Mais il revient, il répare sa honte ;
Le temps l’éc : aire : oui, mais la mort plus prompte
Ferme mes yeux dans ce siècle pervers,
En attendant que les siens soient ouverts.
Chez nos neveux on me rendra justice ;
Mais, moi vivant, il faut que je jouisse.
Quand dans la tombe un pauvre homme est inclus,
Qu’importe un bruit, un nom qu’on n’entend plus[1] ?
L’ombre de Pope avec les rois repose ;
Un peuple entier fait son apothéose,
Et son nom vole à l’immortalité :
Quand il vivait, il fut persécuté.
Ah ! cachons-nous ; passons avec les sages
Le soir serein d’un jour mêlé d’orages ;
Et dérobons à l’œil de l’envieux
Le peu de temps que me laissent les dieux.

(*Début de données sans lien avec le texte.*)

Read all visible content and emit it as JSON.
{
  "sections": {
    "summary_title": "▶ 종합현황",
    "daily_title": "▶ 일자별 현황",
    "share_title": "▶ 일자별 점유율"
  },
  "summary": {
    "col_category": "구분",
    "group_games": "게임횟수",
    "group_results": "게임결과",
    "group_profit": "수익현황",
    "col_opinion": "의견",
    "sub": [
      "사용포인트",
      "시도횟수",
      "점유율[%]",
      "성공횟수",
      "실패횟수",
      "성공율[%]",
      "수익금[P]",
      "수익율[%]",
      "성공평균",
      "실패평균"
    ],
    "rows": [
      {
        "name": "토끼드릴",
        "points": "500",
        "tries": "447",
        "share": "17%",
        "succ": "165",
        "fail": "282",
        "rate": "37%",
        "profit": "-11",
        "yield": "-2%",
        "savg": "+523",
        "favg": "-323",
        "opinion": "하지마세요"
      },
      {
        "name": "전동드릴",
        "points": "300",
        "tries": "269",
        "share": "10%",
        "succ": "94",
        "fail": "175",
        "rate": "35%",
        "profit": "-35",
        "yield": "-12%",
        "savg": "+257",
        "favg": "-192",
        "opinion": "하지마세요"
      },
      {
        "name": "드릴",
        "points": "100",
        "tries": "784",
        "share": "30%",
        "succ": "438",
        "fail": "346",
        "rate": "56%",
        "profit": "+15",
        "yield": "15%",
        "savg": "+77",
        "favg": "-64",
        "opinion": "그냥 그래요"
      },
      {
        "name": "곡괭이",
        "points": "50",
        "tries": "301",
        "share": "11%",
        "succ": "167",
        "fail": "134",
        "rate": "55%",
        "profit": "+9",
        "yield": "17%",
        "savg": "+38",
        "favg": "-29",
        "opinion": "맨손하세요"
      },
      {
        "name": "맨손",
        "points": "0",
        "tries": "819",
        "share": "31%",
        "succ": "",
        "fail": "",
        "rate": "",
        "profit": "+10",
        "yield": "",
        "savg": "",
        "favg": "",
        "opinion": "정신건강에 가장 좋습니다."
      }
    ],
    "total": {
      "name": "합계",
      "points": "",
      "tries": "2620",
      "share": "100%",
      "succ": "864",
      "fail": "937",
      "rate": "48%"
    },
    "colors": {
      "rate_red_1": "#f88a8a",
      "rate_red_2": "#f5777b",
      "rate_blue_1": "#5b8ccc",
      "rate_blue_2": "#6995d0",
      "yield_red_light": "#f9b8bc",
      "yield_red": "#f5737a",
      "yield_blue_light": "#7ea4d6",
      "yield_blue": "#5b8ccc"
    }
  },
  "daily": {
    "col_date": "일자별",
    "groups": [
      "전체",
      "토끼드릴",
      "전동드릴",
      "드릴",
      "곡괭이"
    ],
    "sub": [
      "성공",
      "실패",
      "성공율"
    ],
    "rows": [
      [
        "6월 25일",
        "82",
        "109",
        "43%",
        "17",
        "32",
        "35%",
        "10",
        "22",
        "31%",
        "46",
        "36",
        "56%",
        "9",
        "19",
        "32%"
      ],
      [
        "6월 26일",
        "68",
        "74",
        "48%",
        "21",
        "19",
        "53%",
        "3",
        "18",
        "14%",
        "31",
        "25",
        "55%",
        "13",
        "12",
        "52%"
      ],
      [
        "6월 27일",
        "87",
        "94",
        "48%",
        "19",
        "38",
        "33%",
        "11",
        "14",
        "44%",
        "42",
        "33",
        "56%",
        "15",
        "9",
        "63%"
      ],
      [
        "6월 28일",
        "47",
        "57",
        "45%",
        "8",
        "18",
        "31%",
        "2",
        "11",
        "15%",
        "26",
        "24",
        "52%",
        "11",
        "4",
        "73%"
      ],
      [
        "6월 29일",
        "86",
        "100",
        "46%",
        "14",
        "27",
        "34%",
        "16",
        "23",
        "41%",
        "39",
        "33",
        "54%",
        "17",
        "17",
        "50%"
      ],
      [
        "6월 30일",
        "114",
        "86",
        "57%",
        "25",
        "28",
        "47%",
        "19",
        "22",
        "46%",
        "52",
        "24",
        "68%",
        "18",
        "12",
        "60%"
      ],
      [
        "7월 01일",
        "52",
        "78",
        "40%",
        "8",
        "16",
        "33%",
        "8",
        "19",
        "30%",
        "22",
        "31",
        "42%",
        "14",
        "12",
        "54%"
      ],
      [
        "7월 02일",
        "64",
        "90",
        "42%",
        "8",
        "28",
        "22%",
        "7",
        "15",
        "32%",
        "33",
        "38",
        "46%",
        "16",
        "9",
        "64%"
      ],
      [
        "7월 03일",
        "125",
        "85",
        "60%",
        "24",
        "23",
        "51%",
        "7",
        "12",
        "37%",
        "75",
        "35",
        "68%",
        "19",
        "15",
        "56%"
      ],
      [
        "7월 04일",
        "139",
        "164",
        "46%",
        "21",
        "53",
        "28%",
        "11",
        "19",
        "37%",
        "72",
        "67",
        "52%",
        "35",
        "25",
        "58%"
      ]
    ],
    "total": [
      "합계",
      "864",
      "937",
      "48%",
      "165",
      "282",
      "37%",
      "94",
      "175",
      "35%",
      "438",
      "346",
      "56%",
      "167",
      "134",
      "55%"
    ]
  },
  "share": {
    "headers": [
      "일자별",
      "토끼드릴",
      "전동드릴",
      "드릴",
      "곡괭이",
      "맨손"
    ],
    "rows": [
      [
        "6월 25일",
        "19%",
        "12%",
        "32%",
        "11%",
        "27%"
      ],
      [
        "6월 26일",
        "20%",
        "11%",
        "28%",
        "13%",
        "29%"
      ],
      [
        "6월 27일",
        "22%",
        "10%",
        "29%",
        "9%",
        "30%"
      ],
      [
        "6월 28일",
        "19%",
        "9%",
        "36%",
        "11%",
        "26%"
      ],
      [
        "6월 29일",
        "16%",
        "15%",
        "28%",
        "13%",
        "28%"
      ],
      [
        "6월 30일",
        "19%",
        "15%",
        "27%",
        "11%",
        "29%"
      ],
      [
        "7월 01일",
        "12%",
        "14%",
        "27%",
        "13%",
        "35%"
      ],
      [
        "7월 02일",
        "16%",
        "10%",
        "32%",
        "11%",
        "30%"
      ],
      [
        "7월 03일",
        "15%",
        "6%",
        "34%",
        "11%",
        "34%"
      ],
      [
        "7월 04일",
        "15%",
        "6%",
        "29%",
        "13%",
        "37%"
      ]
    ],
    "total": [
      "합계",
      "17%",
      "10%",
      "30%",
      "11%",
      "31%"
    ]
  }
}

Tendre amitié, don du ciel, beauté pure,
Porte un jour doux dans ma retraite obscure !
Puissé-je vivre et mourir dans tes bras,
Loin du méchant qui ne te connaît pas,
Loin du bigot, dont la peur dangereuse
Corrompt la vie, et rend la mort affreuse !



  1. Autre imitation de Martial, V, 10 :
    Si post fata venit gloria, non propero.